Typically a rigid device where the semiconductor elements are sandwiched between ceramic plates, Asahi Rubber has innovated a method of incorporating those same elements in a rubber substrate for a new set of target uses.
Applications
Thermoelectric devices are ideal for uses which can take advantage of:
・Solid state, no fluids, low maintenance
・Rapid on/off switching, fine temperature control
・Small form factor
・Easy setup
・Silent
Rubber Substrate
Within thermoelectric devices, F-TEM is particularly suited for uses which benefit from these advantages:
Conforms to:
・Curved surfaces
・Rough surfaces without interface filler
Crack Resistant
Avoids early failure mode of thermoelectric devices of condensation ingress in cracks
Shock Resistant
The cushioning rubber substrate protects internal elements from sudden impact effects
Vibration Resistant
Rubber naturally dampens vibration for greater resiliency in such environments
Lightweight
Compared to similar ceramic options
*
F-TEM is not intended for rugged applications with significant repeated bending or physical stress, especially tensile stress, which can break the internal circuitry. The device is flexible and is intended to accept bending to conform to a curved or somewhat uneven surface and be fixed in that position, or where repeated bending occurs it is limited and controlled.
Peltier Effect
By applying an electric current a thermoelectric device will create a thermal gradient: it becomes a solid-state heat pump
Reversing electric polarity in turn reverses the heat pump direction
Seebeck Effect
The reverse of the Peltier effect, thermoelectric devices can use the Seebeck effect to generate electricity from a temperature gradient
Harvest waste heat for low-power applications such as remote sensors
Customization
Asahi Rubber has begun supporting custom form factors of our F-TEM product, and we are continually improving our capabilities.
FAQ
Is there a design fee?
Consideration is made on a case-by-case basis. Because designing a custom form-factor circuit can be resource-intensive, we have to ensure inquiries are serious as well as avoiding excessive iterative requests.

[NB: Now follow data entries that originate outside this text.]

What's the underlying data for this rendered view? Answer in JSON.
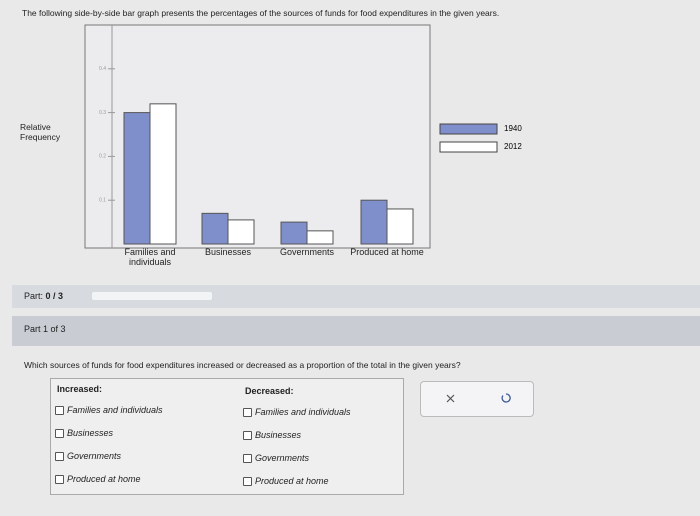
{
  "header": {
    "prompt": "The following side-by-side bar graph presents the percentages of the sources of funds for food expenditures in the given years."
  },
  "chart_data": {
    "type": "bar",
    "ylabel": "Relative Frequency",
    "categories": [
      "Families and individuals",
      "Businesses",
      "Governments",
      "Produced at home"
    ],
    "series": [
      {
        "name": "1940",
        "color": "#7f8fcc",
        "values": [
          0.3,
          0.07,
          0.05,
          0.1
        ]
      },
      {
        "name": "2012",
        "color": "#ffffff",
        "values": [
          0.32,
          0.055,
          0.03,
          0.08
        ]
      }
    ],
    "ylim": [
      0,
      0.5
    ],
    "yticks": [
      0.1,
      0.2,
      0.3,
      0.4
    ],
    "legend": "right"
  },
  "progress": {
    "label": "Part:",
    "score": "0 / 3"
  },
  "part": "Part 1 of 3",
  "question": "Which sources of funds for food expenditures increased or decreased as a proportion of the total in the given years?",
  "answers": {
    "increased": {
      "title": "Increased:",
      "options": [
        "Families and individuals",
        "Businesses",
        "Governments",
        "Produced at home"
      ]
    },
    "decreased": {
      "title": "Decreased:",
      "options": [
        "Families and individuals",
        "Businesses",
        "Governments",
        "Produced at home"
      ]
    }
  }
}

What is the available peak heat transfer performance (Qcmax) for my intended form factor?
Analyzing our standard AR-TEM es-02 to approximate, the active area is 37.8×32.2 or 1217.16mm2 with a Qcmax of 19.5W, so consider a Qcmax/mm2 of 0.016W as a rule of thumb and calculate based on the active area of your own design.
Maximum possible Qcmax may be lower with an irregular shape when circuit layout is constrained; alternatively in some cases increased element density may be possible for a higher Qcmax.
What is the minimum bending radius?
Minimum bending radius is r=25mm.
In some designs a smaller radius may be possible where this tighter bending area is limited to inactive surface.
What other design constraints should be considered?
- Bending causes stress on the internal circuit of F-TEM, and excessive bending in depth or repetition can cause internal circuit failure. F-TEM is intended for usage at a given fixed bend position.
- The minimal inactive area margin is arbitrary, but there must be enough material to seal and protect the internal elements from moisture ingress as condensation is a primary fail mode of thermoelectric devices. Best practice is at least 3.5mm of inactive material cushion.
- Our manufacturing processes limit designs to those produced flat and bent after manufacture.
Can thickness be customized?
At this time we are unable to support custom thicknesses. t=2.15mm is available, equivalent to our standard AR-TEM es-02.